Similarly, the labs and GM have been working together on thermal management of electric vehicles. “Whether it’s thermal management of the batteries themselves or electric motors, it becomes a very important challenge,” Krajewski said, “and so there’s some ongoing work now on thermal management analysis with Argonne [National Laboratory] on motors and how [we can] optimize pushing these motors to their highest performance … without creating problems with overheating and how to manage the thermal stresses that we end up building up in these motors as we push them to the limits.” That work is powered by a 5 million core-hour allocation on Argonne’s Intel-powered Theta system (6.9 Linpack petaflops).
Manufacturing and lightweighting are also major focuses for GM. “When you look at the data that we have around manufacturing capability going forward, and when you think about a transition to chip production, mining, critical materials – all of these things are going to require manufacturing models so that we can be very efficient with it,” Krajewski said.
On the lightweighting front, GM has been working with the Advanced Photon Source (APS) particle accelerator at Argonne National Laboratory to work on characterization of so-called “Gen 3” steel, which aims to be stronger (and thus require less material for sufficient performance and safety in vehicles). Those experimental results from the APS have then been combined with finite element optimization on NREL’s (now decommissioned) Peregrine cluster. GM similarly partnered with Oak Ridge National Laboratory (ORNL) to develop a new aluminum alloy (DuAlumin 3D) via a combination of computational and experimental analysis.

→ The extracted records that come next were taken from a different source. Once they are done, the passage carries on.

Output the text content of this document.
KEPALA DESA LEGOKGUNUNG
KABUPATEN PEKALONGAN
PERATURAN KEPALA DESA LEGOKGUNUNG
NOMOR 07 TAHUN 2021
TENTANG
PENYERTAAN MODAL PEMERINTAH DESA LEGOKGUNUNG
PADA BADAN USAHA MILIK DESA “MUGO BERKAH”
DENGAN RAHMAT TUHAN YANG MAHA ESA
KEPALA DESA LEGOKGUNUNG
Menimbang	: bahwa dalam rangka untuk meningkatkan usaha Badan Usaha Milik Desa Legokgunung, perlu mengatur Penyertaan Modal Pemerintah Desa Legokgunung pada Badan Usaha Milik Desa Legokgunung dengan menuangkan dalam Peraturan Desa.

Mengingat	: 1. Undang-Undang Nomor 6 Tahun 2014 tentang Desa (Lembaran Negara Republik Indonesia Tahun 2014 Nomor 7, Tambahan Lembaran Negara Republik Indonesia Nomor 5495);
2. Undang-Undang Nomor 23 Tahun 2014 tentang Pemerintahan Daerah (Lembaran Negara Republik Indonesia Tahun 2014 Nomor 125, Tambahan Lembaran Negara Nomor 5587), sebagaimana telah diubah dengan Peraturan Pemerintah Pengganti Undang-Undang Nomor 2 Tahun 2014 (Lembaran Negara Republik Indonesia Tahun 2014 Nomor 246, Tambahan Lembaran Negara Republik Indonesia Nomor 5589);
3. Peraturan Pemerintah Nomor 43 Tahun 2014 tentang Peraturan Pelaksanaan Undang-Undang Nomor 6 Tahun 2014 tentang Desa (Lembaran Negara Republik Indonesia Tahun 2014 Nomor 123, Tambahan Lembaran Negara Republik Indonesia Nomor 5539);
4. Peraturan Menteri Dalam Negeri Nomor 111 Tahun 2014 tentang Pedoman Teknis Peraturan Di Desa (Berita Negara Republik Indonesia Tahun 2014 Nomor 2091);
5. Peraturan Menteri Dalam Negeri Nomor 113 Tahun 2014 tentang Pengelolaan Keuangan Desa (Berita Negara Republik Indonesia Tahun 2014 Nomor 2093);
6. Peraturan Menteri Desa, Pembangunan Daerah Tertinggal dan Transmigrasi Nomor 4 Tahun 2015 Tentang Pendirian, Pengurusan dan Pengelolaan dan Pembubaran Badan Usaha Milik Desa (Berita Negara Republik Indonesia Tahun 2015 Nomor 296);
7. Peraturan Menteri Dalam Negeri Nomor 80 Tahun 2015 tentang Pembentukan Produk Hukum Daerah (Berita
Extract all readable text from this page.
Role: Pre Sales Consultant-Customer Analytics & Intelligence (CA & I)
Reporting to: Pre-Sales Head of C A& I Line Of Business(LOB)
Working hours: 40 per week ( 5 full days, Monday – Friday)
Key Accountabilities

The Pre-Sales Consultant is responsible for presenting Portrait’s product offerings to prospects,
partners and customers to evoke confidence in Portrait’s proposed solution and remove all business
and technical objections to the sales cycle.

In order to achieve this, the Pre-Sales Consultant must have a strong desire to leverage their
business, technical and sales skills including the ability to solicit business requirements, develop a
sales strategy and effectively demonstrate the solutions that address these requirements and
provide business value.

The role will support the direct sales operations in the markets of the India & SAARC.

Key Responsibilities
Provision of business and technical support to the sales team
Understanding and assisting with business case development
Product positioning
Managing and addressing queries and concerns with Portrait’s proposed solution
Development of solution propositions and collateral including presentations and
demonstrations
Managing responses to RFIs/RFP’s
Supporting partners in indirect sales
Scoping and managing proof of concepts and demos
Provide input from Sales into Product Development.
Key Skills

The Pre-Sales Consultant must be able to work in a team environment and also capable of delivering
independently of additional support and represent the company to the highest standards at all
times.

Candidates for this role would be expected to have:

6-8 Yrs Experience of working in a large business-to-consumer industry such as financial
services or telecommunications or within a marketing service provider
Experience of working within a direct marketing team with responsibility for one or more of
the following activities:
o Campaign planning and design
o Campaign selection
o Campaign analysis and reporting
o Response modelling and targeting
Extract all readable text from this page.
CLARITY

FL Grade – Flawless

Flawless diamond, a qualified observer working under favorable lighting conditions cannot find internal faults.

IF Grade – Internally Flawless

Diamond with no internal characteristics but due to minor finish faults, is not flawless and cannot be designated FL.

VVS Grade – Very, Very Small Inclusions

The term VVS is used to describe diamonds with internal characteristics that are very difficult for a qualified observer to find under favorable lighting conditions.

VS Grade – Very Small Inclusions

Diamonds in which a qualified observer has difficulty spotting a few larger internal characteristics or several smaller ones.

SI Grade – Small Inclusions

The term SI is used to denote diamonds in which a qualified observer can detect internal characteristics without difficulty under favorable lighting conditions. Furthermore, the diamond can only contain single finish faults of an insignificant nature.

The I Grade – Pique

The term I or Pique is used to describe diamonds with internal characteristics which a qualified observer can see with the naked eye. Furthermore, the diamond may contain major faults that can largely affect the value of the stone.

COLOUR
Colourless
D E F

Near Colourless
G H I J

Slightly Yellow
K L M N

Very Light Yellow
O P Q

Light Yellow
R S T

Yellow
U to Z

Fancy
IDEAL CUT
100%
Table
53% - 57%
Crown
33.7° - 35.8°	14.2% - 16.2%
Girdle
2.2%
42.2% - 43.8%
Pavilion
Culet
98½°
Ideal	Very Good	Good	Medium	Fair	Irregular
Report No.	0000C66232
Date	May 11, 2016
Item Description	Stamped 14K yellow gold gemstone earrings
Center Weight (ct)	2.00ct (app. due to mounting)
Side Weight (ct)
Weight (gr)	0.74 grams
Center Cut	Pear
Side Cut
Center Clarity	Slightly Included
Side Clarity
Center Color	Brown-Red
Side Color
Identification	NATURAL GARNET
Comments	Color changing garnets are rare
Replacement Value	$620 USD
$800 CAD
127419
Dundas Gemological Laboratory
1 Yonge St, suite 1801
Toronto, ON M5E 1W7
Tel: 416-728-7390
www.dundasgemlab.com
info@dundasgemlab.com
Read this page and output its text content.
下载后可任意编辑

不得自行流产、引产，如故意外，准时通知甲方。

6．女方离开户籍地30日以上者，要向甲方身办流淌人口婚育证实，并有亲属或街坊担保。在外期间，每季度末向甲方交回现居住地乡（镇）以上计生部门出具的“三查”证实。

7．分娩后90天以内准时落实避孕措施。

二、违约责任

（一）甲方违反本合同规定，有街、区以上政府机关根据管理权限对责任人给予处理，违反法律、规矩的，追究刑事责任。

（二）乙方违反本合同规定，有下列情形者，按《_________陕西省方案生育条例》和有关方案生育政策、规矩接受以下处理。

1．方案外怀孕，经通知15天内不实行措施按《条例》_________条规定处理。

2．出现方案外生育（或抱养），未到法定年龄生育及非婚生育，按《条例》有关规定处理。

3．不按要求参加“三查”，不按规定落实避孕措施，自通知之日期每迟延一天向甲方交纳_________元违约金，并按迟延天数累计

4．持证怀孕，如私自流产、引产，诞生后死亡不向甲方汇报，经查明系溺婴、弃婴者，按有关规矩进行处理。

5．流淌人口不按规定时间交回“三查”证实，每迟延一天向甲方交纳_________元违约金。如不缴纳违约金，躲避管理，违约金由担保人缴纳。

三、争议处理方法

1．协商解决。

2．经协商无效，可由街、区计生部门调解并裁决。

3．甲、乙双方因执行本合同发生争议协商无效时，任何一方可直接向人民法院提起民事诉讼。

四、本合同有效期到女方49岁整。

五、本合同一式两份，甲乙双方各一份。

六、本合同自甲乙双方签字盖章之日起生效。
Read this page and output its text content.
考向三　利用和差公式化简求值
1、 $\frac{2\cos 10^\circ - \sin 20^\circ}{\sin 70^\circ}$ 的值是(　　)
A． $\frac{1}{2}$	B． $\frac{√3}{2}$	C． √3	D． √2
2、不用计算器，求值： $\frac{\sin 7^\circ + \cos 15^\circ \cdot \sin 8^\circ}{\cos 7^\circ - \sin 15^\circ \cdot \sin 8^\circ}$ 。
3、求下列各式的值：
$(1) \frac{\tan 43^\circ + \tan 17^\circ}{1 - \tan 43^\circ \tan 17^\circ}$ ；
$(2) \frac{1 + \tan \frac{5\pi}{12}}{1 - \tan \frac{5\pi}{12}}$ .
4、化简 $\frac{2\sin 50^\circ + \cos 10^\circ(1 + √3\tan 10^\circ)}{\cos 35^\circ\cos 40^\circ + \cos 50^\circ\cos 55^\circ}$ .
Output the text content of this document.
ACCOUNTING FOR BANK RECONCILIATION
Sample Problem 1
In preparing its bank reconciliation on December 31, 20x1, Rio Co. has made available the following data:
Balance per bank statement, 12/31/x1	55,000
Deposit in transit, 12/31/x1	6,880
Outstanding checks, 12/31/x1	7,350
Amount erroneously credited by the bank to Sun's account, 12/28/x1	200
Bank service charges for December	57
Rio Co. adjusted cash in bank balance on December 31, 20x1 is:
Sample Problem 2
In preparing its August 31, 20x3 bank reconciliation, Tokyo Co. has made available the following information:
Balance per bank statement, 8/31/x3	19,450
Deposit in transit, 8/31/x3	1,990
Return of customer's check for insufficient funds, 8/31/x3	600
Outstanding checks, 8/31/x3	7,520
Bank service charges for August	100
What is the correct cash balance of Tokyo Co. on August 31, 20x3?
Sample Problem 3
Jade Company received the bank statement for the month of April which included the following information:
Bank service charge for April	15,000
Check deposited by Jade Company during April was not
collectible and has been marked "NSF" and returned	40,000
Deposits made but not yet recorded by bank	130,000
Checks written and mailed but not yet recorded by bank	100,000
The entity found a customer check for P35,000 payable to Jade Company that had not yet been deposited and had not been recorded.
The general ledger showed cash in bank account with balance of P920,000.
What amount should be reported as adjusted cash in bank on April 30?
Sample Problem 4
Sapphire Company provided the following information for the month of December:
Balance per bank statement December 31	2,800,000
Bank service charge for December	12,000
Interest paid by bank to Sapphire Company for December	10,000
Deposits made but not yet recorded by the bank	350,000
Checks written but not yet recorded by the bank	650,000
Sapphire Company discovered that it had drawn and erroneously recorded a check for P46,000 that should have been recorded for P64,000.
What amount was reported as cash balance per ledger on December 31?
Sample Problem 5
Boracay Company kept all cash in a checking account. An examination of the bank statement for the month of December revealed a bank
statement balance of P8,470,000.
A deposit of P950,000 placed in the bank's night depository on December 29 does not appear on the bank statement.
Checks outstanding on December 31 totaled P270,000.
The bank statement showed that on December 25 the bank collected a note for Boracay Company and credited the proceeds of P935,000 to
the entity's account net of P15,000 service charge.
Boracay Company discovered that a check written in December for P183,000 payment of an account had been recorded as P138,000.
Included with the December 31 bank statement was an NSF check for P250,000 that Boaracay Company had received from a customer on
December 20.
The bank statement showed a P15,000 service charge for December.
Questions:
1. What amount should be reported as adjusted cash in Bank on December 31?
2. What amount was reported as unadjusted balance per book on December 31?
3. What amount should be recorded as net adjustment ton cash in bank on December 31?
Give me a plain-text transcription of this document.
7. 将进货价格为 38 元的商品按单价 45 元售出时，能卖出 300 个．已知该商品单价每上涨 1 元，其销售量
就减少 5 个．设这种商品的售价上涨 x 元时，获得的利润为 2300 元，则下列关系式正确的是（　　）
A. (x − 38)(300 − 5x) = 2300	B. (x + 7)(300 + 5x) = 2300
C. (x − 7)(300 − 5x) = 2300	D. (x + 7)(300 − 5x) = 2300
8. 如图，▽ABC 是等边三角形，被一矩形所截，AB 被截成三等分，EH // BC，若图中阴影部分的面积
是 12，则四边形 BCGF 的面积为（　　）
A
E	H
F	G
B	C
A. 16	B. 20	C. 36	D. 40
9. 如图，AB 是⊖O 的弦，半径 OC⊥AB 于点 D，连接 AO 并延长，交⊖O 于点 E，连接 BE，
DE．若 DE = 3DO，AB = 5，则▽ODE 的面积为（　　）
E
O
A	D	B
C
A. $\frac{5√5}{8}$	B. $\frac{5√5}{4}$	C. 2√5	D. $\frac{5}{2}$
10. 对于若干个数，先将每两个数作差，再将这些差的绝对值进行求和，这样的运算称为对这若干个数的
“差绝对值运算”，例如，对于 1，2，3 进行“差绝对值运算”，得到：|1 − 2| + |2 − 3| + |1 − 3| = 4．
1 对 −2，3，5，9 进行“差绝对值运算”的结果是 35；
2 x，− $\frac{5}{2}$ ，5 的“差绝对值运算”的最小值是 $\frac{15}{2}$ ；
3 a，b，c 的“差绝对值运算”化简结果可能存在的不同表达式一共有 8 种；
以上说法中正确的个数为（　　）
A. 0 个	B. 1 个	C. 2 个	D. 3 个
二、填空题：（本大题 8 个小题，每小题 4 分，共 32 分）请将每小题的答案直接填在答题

“How do I use these materials once I’ve developed that?” Krajewski continued. “I now have a suite of materials I could apply; I have the performance requirements – in this case, … a body side structure with different parts on it; I could run a finite-element optimization using the cluster at NREL to optimize what material, what gauge, where I want to use it, and really come up with the best solution for applying these materials that I’ve also designed leveraging these techniques.”
And then, even later in the design process, GM is “targeting 100% virtual validation by 2025” to eliminate unnecessary dies, tools and prototype parts and to speed up vehicle development. “When we have those material models, now [you] can do things like predicting performance, predicting formability – can I make the shapes that I wanna make? – static and dynamic principles, crash performance,” he continued.
“These collaborations are essential to drive technology development,” Krajewski concluded. “There’s a lot of models for that collaboration, and combining the capability of experiments with this computational capability is the key to these collaborations and really moving technology forward.”